The economic theory of Malthusian "check and balances" holds true, as afflictions such as AIDS are becoming more widespread.

Remember the stranded sailor’s lament, "Water, water everywhere and not a drop to drink!" Well, it is the predicted death cry of two-thirds of the world’s population in 2025, who will live in countries with moderate or severe water shortages according to Development and Peace, an international development agency of the Canadian Catholic Church. Yes, it is true: the water that quenches your thirst, bathes you, and provides you with life is all limited.

Bottled water has become a multibillion dollar industry, despite the fact that access to drinking water is a right. For those potential entrepreneurs, how about focusing your attention to bottled air? After all, air pollution is rapidly growing, especially as the developing world joins the consumer-driven global economy.

Scientists, health care organizations, city planners, environmental groups, and still others have long recognized these issues, and now it is our to turn back and adopt the 70’s flower power and optimistic attitude.

It is not time to crawl in a hole and die, but rather to dig up a hole and plant a seed. Really, the solutions are ‘no-brainers.’ Just use less and recycle more. Take the bus more often to school, turn off the water tap while brushing your teeth, and conserve electricity. Perhaps you can participate more in campaigns that aim for fundamental policy shifts that support efficiency and discourage waste.

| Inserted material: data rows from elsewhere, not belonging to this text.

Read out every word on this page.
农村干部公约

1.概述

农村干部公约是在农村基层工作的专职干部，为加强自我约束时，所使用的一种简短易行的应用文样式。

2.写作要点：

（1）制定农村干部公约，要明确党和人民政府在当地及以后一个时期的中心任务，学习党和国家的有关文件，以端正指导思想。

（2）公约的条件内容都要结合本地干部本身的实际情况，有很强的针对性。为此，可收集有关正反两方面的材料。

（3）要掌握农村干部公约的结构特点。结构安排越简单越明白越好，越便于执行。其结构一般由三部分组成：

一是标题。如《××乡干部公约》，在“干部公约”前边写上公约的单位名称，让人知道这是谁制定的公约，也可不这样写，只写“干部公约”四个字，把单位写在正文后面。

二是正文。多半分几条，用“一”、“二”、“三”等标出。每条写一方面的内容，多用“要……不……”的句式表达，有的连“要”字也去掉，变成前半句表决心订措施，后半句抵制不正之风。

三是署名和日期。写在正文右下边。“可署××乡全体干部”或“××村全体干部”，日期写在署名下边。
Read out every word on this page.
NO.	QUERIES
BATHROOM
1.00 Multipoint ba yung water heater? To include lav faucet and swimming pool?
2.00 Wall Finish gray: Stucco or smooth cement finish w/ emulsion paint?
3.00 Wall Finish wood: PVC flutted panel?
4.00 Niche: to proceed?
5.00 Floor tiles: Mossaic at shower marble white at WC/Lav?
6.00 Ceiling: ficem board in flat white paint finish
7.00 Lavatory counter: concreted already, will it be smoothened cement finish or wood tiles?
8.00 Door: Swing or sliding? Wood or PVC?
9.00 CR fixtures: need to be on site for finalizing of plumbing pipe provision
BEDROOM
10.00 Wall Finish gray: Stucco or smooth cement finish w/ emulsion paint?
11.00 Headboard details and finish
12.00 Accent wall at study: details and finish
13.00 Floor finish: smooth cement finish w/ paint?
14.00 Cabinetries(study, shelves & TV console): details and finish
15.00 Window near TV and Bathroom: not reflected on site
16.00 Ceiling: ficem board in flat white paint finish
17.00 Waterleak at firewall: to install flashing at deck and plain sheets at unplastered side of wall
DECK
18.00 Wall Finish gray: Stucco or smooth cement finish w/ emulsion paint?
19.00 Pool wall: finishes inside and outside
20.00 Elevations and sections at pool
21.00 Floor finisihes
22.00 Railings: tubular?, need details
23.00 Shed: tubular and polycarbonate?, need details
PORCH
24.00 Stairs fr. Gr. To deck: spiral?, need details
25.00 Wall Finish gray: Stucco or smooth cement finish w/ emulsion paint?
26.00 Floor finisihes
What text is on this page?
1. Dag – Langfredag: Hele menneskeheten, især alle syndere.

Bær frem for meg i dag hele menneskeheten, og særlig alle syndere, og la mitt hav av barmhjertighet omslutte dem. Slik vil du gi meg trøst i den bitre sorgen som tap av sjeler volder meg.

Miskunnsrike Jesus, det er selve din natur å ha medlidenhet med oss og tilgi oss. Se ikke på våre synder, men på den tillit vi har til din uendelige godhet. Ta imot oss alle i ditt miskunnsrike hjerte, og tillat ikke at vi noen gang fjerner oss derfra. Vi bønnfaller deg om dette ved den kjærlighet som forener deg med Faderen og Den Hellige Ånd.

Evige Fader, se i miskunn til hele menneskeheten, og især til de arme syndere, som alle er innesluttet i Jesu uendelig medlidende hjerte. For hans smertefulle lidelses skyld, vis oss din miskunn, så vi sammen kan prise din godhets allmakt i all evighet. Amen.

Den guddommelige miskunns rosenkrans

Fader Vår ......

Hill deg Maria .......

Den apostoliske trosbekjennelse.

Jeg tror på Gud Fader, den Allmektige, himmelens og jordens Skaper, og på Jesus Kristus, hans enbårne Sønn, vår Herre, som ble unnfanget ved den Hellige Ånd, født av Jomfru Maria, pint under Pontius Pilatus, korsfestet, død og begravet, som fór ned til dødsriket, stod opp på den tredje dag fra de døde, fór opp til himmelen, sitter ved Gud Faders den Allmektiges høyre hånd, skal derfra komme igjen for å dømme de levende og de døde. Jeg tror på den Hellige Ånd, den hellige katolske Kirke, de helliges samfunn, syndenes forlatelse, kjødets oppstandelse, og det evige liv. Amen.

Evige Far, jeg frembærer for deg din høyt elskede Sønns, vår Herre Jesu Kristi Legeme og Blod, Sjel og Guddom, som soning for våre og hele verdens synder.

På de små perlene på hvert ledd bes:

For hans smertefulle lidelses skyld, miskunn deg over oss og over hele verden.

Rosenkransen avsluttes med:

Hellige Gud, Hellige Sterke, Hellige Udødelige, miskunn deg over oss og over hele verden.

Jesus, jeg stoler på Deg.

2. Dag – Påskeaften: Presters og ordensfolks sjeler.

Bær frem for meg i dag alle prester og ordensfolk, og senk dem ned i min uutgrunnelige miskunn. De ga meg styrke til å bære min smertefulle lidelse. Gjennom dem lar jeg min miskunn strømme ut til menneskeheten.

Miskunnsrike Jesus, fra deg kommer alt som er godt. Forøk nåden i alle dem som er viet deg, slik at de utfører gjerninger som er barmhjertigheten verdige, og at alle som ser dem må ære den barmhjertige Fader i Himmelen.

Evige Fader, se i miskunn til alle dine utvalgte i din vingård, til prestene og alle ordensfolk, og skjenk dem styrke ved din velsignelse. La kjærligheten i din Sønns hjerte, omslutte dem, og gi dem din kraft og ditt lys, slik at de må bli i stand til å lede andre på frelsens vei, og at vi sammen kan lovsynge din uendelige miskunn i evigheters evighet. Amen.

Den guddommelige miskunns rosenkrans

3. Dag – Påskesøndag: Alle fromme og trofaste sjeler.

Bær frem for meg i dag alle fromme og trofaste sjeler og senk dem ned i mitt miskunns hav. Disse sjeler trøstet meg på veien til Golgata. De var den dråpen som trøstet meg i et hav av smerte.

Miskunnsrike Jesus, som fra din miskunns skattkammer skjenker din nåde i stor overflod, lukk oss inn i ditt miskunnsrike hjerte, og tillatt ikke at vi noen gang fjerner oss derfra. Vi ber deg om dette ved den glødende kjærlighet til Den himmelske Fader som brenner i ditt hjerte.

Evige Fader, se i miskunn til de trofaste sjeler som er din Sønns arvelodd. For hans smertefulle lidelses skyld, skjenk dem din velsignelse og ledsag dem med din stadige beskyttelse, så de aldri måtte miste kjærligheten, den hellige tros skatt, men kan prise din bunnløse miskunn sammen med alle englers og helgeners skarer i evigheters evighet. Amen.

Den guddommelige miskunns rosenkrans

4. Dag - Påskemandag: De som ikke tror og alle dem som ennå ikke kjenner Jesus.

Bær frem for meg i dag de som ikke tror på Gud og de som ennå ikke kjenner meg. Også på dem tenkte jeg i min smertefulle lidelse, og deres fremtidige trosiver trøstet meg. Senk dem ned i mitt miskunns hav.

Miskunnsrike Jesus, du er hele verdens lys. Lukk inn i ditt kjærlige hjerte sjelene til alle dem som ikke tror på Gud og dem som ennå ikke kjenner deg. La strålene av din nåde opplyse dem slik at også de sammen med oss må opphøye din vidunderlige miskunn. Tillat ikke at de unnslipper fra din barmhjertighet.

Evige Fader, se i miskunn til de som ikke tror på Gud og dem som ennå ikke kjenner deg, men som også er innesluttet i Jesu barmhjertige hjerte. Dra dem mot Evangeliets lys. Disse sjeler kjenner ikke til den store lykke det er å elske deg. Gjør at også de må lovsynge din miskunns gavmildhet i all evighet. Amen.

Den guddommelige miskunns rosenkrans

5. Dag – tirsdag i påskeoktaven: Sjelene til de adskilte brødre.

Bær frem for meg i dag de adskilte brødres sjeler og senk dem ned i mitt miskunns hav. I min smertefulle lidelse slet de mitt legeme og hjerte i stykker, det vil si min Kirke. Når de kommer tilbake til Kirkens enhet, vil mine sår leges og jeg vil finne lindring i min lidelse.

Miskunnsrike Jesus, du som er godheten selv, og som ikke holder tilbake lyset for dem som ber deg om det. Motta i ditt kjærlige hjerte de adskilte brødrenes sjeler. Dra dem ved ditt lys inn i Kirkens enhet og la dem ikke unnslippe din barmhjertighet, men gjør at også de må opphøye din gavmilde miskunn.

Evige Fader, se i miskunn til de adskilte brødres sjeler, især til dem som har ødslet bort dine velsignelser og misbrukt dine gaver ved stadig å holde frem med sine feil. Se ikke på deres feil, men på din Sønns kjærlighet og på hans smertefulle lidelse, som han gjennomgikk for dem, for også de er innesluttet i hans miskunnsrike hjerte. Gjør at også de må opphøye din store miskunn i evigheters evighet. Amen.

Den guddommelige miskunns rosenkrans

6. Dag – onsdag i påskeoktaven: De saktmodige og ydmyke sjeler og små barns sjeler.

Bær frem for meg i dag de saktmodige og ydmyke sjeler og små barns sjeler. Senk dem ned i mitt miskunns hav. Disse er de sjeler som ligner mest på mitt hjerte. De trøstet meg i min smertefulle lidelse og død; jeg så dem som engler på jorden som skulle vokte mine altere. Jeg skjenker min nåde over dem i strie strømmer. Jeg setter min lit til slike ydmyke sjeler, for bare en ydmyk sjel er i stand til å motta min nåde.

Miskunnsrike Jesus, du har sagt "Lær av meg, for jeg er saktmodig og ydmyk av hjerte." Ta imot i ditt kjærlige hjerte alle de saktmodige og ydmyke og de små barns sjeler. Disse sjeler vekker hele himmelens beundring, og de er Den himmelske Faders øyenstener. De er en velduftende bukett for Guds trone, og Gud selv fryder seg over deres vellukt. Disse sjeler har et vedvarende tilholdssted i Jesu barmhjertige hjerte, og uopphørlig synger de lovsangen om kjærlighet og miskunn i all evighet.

Remember, in order for the earth to support us, we have to support it first.

And yet it is Janet Jackson’s right boob that gets the publicity, becoming the most searched event ever in the history of the Internet. Is it just me, or are the sheep running in the opposite direction? All this leaves me with the somber afterthought that perhaps doomsday is closer than we think.

Before our joy ride to eternal damnation is over, I am going to jump into a big SUV and try to enjoy the ride.